MD snapshots showing interactions in the binding pocket of the wt and G48V for various protonation states: diprotonation (dipro), monoprotonation of D25 (mono25), monoprotonation of D25′ (mono25′), and unprotonation (unpro). Saquinavir (SQV) and the active site residues D25 and D25′ of the enzyme are shown in stick mode. Chain A and B of the enzyme are colored as blue and green.

In comparing the four protonated states, the binding pattern of the −OH of SQV to the D25/D25′ was remarkably different. Nevertheless, when comparing the wt with the mutant structure of the same protonated state, the binding pattern at the active site was similar. The results allow drawing a simple scheme of the hydrogen bond pattern at the active site, which is illustrated in Fig. 2, IL.
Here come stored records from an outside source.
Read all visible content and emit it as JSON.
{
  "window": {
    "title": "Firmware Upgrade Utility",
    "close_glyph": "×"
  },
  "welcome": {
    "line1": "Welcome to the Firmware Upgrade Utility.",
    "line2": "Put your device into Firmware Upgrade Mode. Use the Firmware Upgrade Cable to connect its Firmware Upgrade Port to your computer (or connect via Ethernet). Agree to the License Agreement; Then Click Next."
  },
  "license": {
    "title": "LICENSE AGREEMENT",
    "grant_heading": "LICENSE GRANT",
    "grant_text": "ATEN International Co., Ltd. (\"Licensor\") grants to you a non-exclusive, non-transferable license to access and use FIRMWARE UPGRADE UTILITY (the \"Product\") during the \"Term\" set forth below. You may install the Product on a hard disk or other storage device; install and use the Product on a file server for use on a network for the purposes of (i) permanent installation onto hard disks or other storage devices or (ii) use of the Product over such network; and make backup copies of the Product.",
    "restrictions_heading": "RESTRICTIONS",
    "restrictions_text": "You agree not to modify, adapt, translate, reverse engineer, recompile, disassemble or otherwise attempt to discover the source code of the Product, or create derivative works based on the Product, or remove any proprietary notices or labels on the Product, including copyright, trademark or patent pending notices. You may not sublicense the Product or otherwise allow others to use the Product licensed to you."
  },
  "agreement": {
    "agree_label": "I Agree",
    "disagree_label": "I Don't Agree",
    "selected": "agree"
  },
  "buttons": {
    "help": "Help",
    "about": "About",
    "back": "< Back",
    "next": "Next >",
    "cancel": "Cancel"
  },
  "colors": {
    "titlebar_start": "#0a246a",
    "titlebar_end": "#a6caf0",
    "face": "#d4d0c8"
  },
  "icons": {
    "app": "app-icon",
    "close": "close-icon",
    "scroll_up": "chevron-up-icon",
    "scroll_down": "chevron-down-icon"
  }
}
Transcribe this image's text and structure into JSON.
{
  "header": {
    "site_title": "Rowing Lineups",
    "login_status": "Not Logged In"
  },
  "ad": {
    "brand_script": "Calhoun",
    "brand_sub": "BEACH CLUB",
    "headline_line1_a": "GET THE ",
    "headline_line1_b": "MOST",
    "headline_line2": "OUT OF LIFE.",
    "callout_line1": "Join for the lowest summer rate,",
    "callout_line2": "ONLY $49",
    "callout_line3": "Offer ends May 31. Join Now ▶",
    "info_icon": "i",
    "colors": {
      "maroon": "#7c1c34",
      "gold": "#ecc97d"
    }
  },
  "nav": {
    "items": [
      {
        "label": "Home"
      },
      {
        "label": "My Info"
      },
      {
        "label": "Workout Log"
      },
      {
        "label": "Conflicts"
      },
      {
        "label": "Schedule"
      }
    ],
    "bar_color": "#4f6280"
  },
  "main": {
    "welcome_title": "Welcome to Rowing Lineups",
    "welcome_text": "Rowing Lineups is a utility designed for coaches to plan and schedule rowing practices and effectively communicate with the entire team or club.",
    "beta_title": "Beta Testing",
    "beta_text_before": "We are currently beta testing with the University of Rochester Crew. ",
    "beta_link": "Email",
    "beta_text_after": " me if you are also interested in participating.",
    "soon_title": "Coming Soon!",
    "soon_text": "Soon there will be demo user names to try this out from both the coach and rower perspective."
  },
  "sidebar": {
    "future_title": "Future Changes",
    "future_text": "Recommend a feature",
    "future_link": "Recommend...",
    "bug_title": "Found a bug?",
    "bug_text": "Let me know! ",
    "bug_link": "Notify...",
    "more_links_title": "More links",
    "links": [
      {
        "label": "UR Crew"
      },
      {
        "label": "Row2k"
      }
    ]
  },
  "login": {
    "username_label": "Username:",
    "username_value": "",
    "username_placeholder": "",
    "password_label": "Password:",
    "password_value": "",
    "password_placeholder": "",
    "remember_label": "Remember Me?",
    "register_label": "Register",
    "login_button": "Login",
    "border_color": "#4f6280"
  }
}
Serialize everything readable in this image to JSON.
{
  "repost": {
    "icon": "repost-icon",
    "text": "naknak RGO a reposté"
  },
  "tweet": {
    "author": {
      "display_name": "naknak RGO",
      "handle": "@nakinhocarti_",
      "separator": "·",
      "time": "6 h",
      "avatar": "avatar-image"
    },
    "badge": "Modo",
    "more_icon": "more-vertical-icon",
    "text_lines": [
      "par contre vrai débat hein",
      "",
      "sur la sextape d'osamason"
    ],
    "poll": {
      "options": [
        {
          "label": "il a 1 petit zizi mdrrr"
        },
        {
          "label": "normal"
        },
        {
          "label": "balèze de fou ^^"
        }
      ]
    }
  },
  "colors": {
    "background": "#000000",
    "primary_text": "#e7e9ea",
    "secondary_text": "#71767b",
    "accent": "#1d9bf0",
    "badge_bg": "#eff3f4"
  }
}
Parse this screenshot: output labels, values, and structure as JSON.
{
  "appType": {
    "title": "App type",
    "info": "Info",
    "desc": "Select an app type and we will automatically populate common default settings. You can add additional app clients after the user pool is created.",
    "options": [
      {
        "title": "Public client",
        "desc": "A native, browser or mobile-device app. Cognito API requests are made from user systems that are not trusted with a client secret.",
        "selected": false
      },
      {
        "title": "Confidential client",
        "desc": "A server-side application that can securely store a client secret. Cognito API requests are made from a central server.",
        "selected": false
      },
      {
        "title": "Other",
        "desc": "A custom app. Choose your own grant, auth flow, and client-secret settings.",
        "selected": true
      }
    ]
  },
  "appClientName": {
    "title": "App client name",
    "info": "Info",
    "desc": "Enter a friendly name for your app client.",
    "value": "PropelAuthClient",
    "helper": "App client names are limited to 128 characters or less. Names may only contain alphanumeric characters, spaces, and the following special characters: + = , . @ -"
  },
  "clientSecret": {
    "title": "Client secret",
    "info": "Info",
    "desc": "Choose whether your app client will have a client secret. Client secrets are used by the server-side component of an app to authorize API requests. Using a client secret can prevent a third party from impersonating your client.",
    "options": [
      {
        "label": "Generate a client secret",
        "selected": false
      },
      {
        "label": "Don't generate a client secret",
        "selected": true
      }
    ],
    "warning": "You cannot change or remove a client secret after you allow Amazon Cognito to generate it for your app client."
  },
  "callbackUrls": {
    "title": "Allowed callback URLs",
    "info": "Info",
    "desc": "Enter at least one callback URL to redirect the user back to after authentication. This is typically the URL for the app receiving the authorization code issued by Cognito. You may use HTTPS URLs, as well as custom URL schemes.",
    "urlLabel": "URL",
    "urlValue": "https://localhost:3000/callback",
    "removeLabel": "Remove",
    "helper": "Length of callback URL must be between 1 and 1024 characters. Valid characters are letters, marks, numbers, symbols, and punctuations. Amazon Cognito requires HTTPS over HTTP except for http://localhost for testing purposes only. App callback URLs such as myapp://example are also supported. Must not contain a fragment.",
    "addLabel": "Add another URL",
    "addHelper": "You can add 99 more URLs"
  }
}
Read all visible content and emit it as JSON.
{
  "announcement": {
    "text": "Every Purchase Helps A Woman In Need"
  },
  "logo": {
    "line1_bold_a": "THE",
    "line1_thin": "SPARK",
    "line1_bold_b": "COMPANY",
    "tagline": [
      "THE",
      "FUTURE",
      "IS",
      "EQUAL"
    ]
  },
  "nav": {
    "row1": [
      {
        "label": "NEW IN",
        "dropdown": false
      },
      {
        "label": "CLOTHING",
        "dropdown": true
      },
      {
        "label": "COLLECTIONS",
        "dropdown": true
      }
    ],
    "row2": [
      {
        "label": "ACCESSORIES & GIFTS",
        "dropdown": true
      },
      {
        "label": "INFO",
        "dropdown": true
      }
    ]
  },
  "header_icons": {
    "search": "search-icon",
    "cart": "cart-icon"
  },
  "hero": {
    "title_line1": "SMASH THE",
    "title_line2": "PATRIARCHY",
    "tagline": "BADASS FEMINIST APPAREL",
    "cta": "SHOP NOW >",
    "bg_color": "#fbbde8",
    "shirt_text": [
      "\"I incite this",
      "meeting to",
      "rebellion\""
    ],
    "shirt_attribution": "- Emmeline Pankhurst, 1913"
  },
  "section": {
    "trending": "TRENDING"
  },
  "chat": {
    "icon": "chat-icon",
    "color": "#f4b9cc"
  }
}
Protonation state of the wild-type complex

From the pKa prediction, the D25/D25′ in the free wt HIV-1 PR exhibited different protonation states depending on the examined pHs of 4, 5, 6, and 7 because the assay of the HIV-1 PR is measured between pH 5 and 6, and in the basic solution the enzyme precipitates (Wang et al., 1996). However, the dianionic form was the most apparent state between pH 6 and 7. The protonation state at pH 4 and 5 remains inconclusive. In this study, these results were not fully understood. It is possibly associated with the used parameters (atomic charges and radii, dielectric constant, etc.) and the studied model. This awaits further investigation.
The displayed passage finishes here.